McLaren have not followed the 2012 trend for stepped noses – their MP4-27 is the only car revealed so far with a smooth nose.
It clearly looks better, but will it cost them in performance?
The team have been world championship runners-up for the last two seasons and are aiming to bring Red Bull’s domination to an end.
McLaren’s managing director Jonathan Neale told Sky today: “This year I think we start in better shape, certainly.
“It’s there for the taking; if we work hard enough and pull together as a team we should be aiming to win this championship.”
Car 3: Jenson Button
It was clear throughout 2011 that Jenson Button has found a happy new home at McLaren.
He produced a consummate performance in his second season with the team, winning three times and scoring more points than his fellow world champion team mate.
Button excelled in getting the best out of the fragile new tyres introduced last season. On the face of it, with Pirelli bringing softer rubber for their of their four compounds, he stands to benefit further this year.
Whether he can turn that into the basis of a championship campaign will, of course, depend on how competitive the MP4-27 is.
Button said that is likely to remain something of a mystery until qualifying in Australia: “You do all the work you can with your team and get the best out of the equipment that you have, and then you arrive at the first race and you see.
“I mean, even in practice on Friday before a race you don’t know where you stand. Qualifying is the place where you find out where you are compared to your competitors.”
The rivalry between him and his team mate adds a fascinating dimension to the contest. The pair are closely-matched but team harmony was put to the test when they clashed in Canada last year.
Car 4: Lewis Hamilton
Lewis Hamilton had a season of extreme highs and lows in 2011.

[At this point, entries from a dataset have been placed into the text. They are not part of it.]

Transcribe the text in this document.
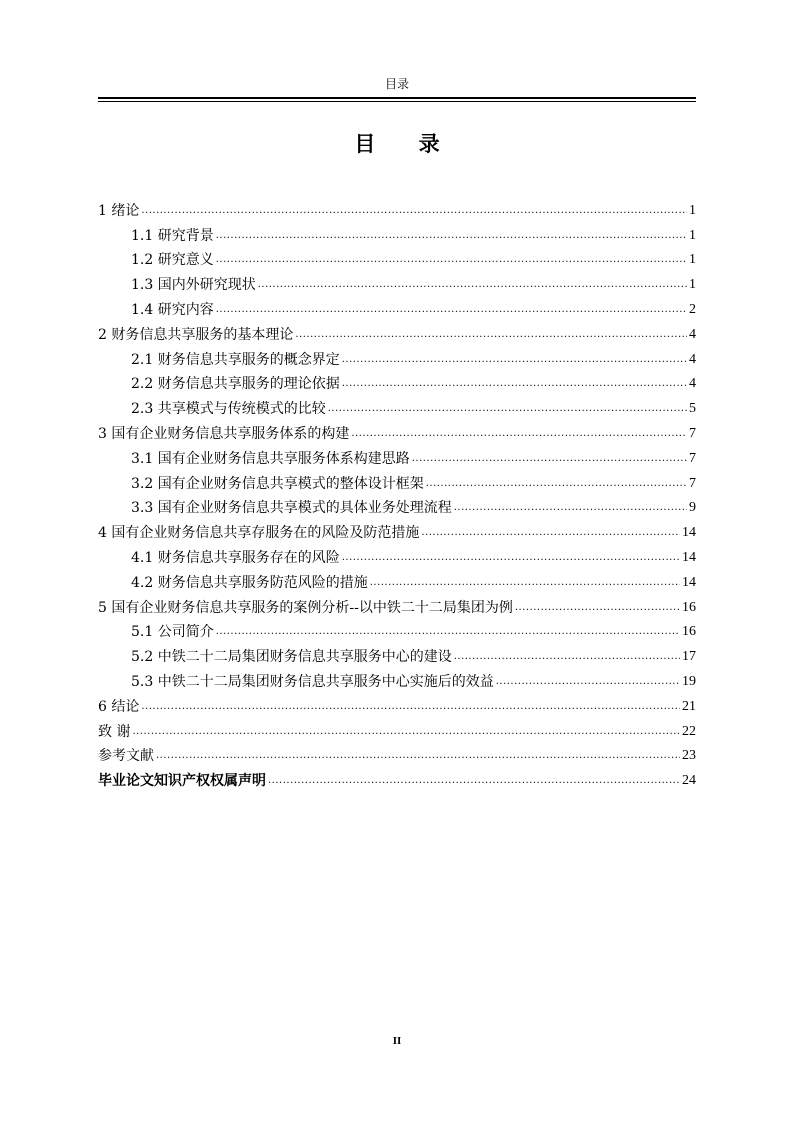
目录
目 录
1 绪论 .....	1
1.1 研究背景 .....	1
1.2 研究意义 .....	1
1.3 国内外研究现状 .....	1
1.4 研究内容 .....	2
2 财务信息共享服务的基本理论 .....	4
2.1 财务信息共享服务的概念界定 .....	4
2.2 财务信息共享服务的理论依据 .....	4
2.3 共享模式与传统模式的比较 .....	5
3 国有企业财务信息共享服务体系的构建 .....	7
3.1 国有企业财务信息共享服务体系构建思路 .....	7
3.2 国有企业财务信息共享模式的整体设计框架 .....	7
3.3 国有企业财务信息共享模式的具体业务处理流程 .....	9
4 国有企业财务信息共享存服务在的风险及防范措施 .....	14
4.1 财务信息共享服务存在的风险 .....	14
4.2 财务信息共享服务防范风险的措施 .....	14
5 国有企业财务信息共享服务的案例分析--以中铁二十二局集团为例 .....	16
5.1 公司简介 .....	16
5.2 中铁二十二局集团财务信息共享服务中心的建设 .....	17
5.3 中铁二十二局集团财务信息共享服务中心实施后的效益 .....	19
6 结论 .....	21
致 谢 .....	22
参考文献 .....	23
毕业论文知识产权权属声明 .....	24
II
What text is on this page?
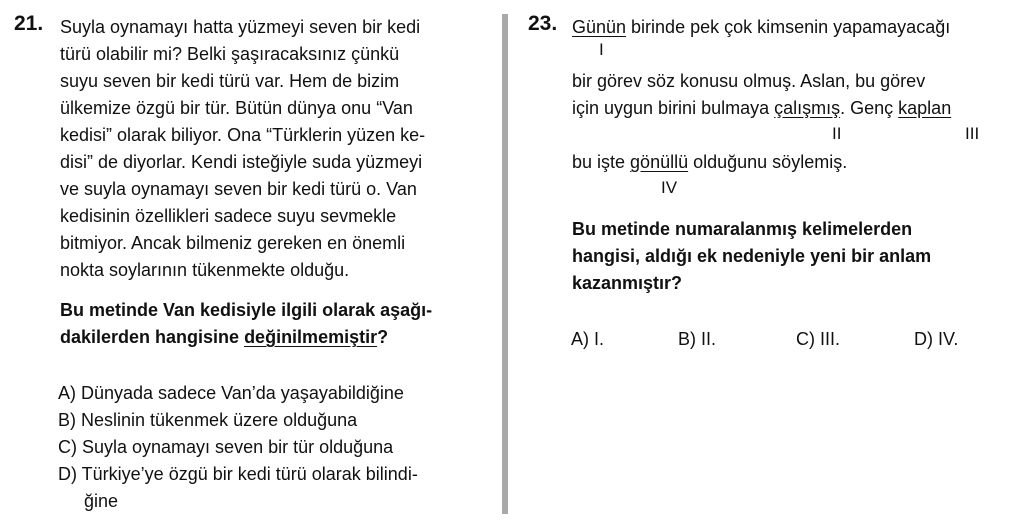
21. Suyla oynamayı hatta yüzmeyi seven bir kedi
türü olabilir mi? Belki şaşıracaksınız çünkü
suyu seven bir kedi türü var. Hem de bizim
ülkemize özgü bir tür. Bütün dünya onu “Van
kedisi” olarak biliyor. Ona “Türklerin yüzen ke-
disi” de diyorlar. Kendi isteğiyle suda yüzmeyi
ve suyla oynamayı seven bir kedi türü o. Van
kedisinin özellikleri sadece suyu sevmekle
bitmiyor. Ancak bilmeniz gereken en önemli
nokta soylarının tükenmekte olduğu.
Bu metinde Van kedisiyle ilgili olarak aşağı-
dakilerden hangisine değinilmemiştir?
A) Dünyada sadece Van’da yaşayabildiğine
B) Neslinin tükenmek üzere olduğuna
C) Suyla oynamayı seven bir tür olduğuna
D) Türkiye’ye özgü bir kedi türü olarak bilindi-
ğine
23. Günün birinde pek çok kimsenin yapamayacağı
I
bir görev söz konusu olmuş. Aslan, bu görev
için uygun birini bulmaya çalışmış. Genç kaplan
II	III
bu işte gönüllü olduğunu söylemiş.
IV
Bu metinde numaralanmış kelimelerden
hangisi, aldığı ek nedeniyle yeni bir anlam
kazanmıştır?
A) I.	B) II.	C) III.	D) IV.
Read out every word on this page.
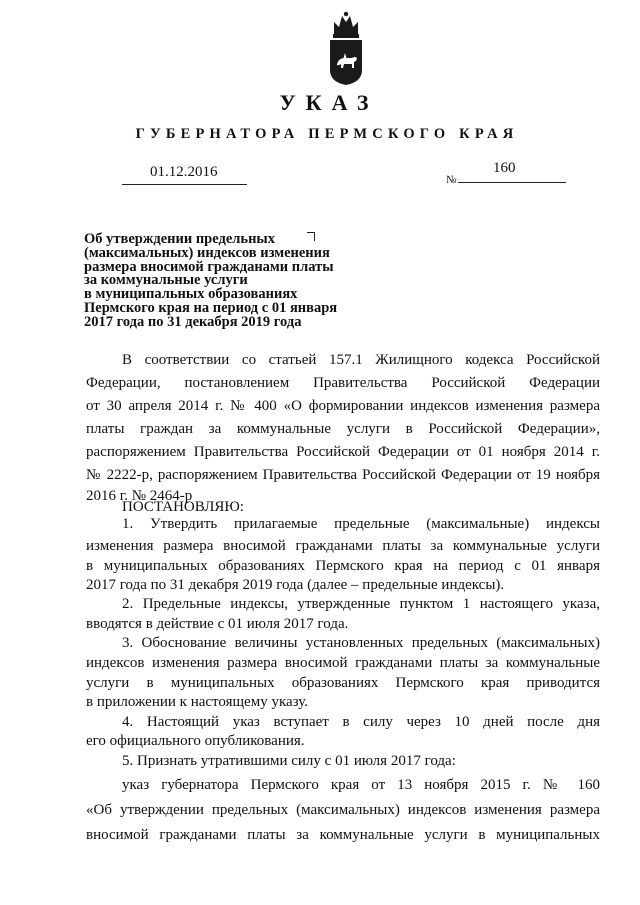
УКАЗ
ГУБЕРНАТОРА ПЕРМСКОГО КРАЯ
01.12.2016	№
160
Об утверждении предельных
(максимальных) индексов изменения
размера вносимой гражданами платы
за коммунальные услуги
в муниципальных образованиях
Пермского края на период с 01 января
2017 года по 31 декабря 2019 года
В соответствии со статьей 157.1 Жилищного кодекса Российской
Федерации, постановлением Правительства Российской Федерации
от 30 апреля 2014 г. № 400 «О формировании индексов изменения размера
платы граждан за коммунальные услуги в Российской Федерации»,
распоряжением Правительства Российской Федерации от 01 ноября 2014 г.
№ 2222-р, распоряжением Правительства Российской Федерации от 19 ноября
2016 г. № 2464-р
ПОСТАНОВЛЯЮ:
1. Утвердить прилагаемые предельные (максимальные) индексы
изменения размера вносимой гражданами платы за коммунальные услуги
в муниципальных образованиях Пермского края на период с 01 января
2017 года по 31 декабря 2019 года (далее – предельные индексы).
2. Предельные индексы, утвержденные пунктом 1 настоящего указа,
вводятся в действие с 01 июля 2017 года.
3. Обоснование величины установленных предельных (максимальных)
индексов изменения размера вносимой гражданами платы за коммунальные
услуги в муниципальных образованиях Пермского края приводится
в приложении к настоящему указу.
4. Настоящий указ вступает в силу через 10 дней после дня
его официального опубликования.
5. Признать утратившими силу с 01 июля 2017 года:
указ губернатора Пермского края от 13 ноября 2015 г. № 160
«Об утверждении предельных (максимальных) индексов изменения размера
вносимой гражданами платы за коммунальные услуги в муниципальных
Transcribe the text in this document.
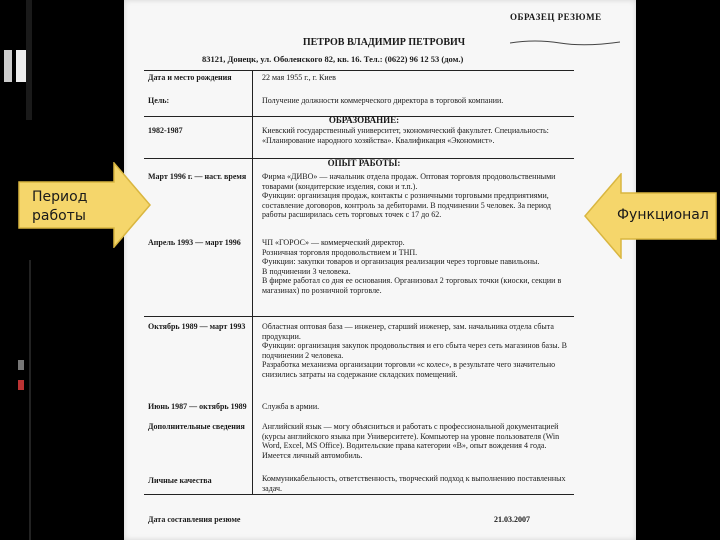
ОБРАЗЕЦ РЕЗЮМЕ
ПЕТРОВ ВЛАДИМИР ПЕТРОВИЧ
83121, Донецк, ул. Оболенского 82, кв. 16. Тел.: (0622) 96 12 53 (дом.)
Дата и место рождения	22 мая 1955 г., г. Киев
Цель:	Получение должности коммерческого директора в торговой компании.
ОБРАЗОВАНИЕ:
1982-1987	Киевский государственный университет, экономический факультет. Специальность: «Планирование народного хозяйства». Квалификация «Экономист».
ОПЫТ РАБОТЫ:
Март 1996 г. — наст. время	Фирма «ДИВО» — начальник отдела продаж. Оптовая торговля продовольственными товарами (кондитерские изделия, соки и т.п.).
Функции: организация продаж, контакты с розничными торговыми предприятиями, составление договоров, контроль за дебиторами. В подчинении 5 человек. За период работы расширилась сеть торговых точек с 17 до 62.
Апрель 1993 — март 1996	ЧП «ГОРОС» — коммерческий директор.
Розничная торговля продовольствием и ТНП.
Функции: закупки товаров и организация реализации через торговые павильоны.
В подчинении 3 человека.
В фирме работал со дня ее основания. Организовал 2 торговых точки (киоски, секции в магазинах) по розничной торговле.
Октябрь 1989 — март 1993	Областная оптовая база — инженер, старший инженер, зам. начальника отдела сбыта продукции.
Функции: организация закупок продовольствия и его сбыта через сеть магазинов базы. В подчинении 2 человека.
Разработка механизма организации торговли «с колес», в результате чего значительно снизились затраты на содержание складских помещений.
Июнь 1987 — октябрь 1989	Служба в армии.
Дополнительные сведения	Английский язык — могу объясниться и работать с профессиональной документацией (курсы английского языка при Университете). Компьютер на уровне пользователя (Win Word, Excel, MS Office). Водительские права категории «B», опыт вождения 4 года. Имеется личный автомобиль.
Личные качества	Коммуникабельность, ответственность, творческий подход к выполнению поставленных задач.
Дата составления резюме	21.03.2007
Период работы	Функционал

The highs included three wins – two of which were classic Hamilton victories in China and Germany where his prowess in wheel-to-wheel combat won him the day.
But the lows – and there were many of them – came on the too-frequent occasions when his racecraft was found wanting.
Although Hamilton was not always at fault it raised questions about his state of mind. His deliberate non-celebration after taking pole position in Korea fuelled speculation that all was not well within the Hamilton camp.
This year Hamilton will benefit from the experience of Didier Coton, former advisor to Mika Hakkinen. His progress will be keenly observed for signs of whether he can cut out the unnecessary mistakes that spoiled his 2011 campaign.
But that wasn’t the only chink in his armour last year. While he usually got the better of Button in qualifying, the tables were often turned on race day as Hamilton couldn’t make his tyres last as well as Button. It’s an area where he needs to improve this year.
This is an important season for the 2008 world champion as he weighs up his options for the future. His McLaren contract is up for renewal and his public chat with Christian Horner in Canada last year provoked speculation he is considering a move to Red Bull.
The MP4-27’s smooth nose makes it stand out in a field of step-nosed rivals. But inevitably, it has led to speculation that they might be missing a trick.
In a clear step forward from last year, the new car has run reliably in pre-season testing. In 2011 McLaren struggled with a complicated exhaust system and eventually abandoned it on the eve of the new season, bringing in a new solution for the first race.
The MP4-27 is substantially changed from its predecessor. Aside from the nose, one of the most visible changes is to the sidepods, where the U-shaped vents of last year are gone.
Technical director Paddy Lowe said: “This car in many ways looks quite similar but… underneath [there’s] a great deal of change.
“Every single part has been assessed, optimised for weight, stiffness, performance in any other respect. And when you add all of that up you get a car that’s net quicker, that’s the name of the game. So in every area the teams are tasked to find that one percent, two percent because we’re looking for that total.”
Engineering director Tim Goss added “there’s very little that we’ve carried over,” onto the new car.
“We’ve worked extremely hard at producing a very integrated, aerodynamic and design package.
“There are a few features that we were pushing very hard from early on in the project and we’ve just stuck to the things that we think really, really matter, where we’re going to extract most performance from the car, and I’m just really proud of the whole team and their efforts so far this year.”
Last year as McLaren strove to put Red Bull under pressure there were times when they failed to take advantage of the performance that was available to them. Notably in Monaco, where a failure to get Hamilton’s car on track early enough in qualifying turned a potential shot at victory into a weekend to forget.
The hiring of Sam Michael from Williams as sporting director is partly aimed at ironing out these operational flaws. He describes his role as “sorting out the race team – and when I say sorting out, it’s already a very defined machine.”
“But McLaren is all about making things better than what everyone else is, and not using existing standards as a benchmark but trying to create new ones.”
McLaren have made a bad habit of going into new seasons with cars that are well off the pace – such as in 2009 and, to a lesser extent, last year. The early signs are the team have avoided falling into that trap this year, though as ever we won’t know for sure until the first race weekend.